Setelah bertarung seharian penuh, total tujuh puluh hingga delapan puluh ribu monyet ungu dan babi hutan mati, dan kedua kaisar monster tidak berhasil membagi beban mereka, sehingga kedua pihak mundur. Namun, hasil panen Chen Xiang sangat besar, dengan jumlah jiwa binatang yang begitu banyak, ia dengan cepat memperkuat jiwanya. Ia merasa bahwa jika ia tinggal di sini sedikit lebih lama, dan mencari pertempuran besar seperti ini, ia mungkin dapat menggunakan metode ini untuk mengembangkan jiwa Kaisar.
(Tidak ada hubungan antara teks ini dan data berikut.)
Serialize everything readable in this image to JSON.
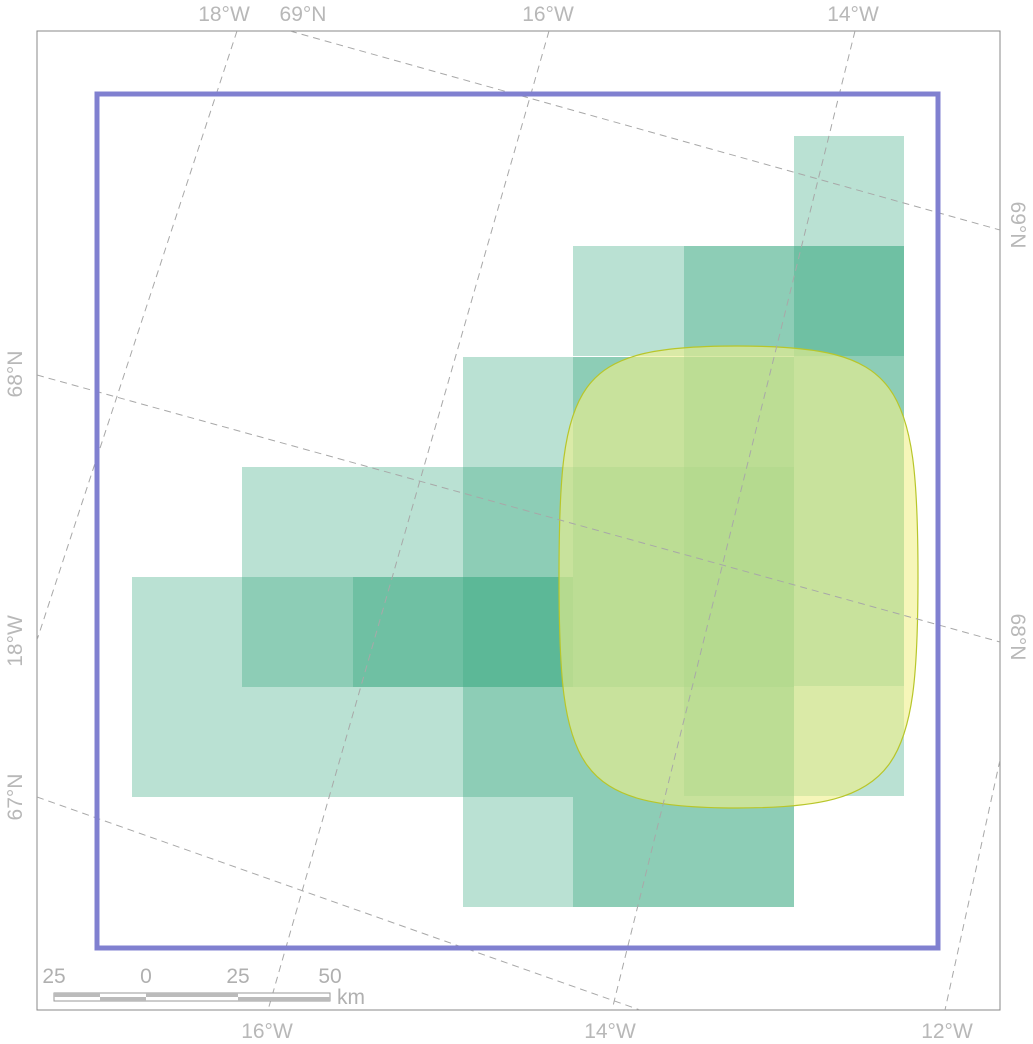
{
  "map": {
    "graticule_labels": {
      "top": [
        "18°W",
        "69°N",
        "16°W",
        "14°W"
      ],
      "bottom": [
        "16°W",
        "14°W",
        "12°W"
      ],
      "left": [
        "68°N",
        "18°W",
        "67°N"
      ],
      "right": [
        "69°N",
        "68°N"
      ]
    },
    "scale_bar": {
      "labels": [
        "25",
        "0",
        "25",
        "50"
      ],
      "unit": "km"
    },
    "colors": {
      "extent_outline": "#8080d0",
      "grid_cell": "#3aa882",
      "grid_cell_opacity": 0.35,
      "area_fill": "#f0f08a",
      "area_fill_opacity": 0.6,
      "area_stroke": "#b8c62a"
    }
  }
}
“Bagaimana rasanya?” Chen Xiang tiba-tiba merasa ada yang tidak beres, ia dengan cemas menyalurkan energi spasialnya, menyebabkan dirinya langsung memasuki ruang tirani.

Tepat saat ia memasuki ruang tirani, jiwa ilahi yang ditinggalkan Chen Xiang di tempat asalnya melihat beberapa orang turun. Mereka adalah Kaisar Petir, Kaisar Naga, dan beberapa Guru Suci lainnya yang dikenalnya.

“Orang-orang ini benar-benar menghantui kita seperti hantu. Tadi, kita hampir saja dikepung oleh mereka lagi.”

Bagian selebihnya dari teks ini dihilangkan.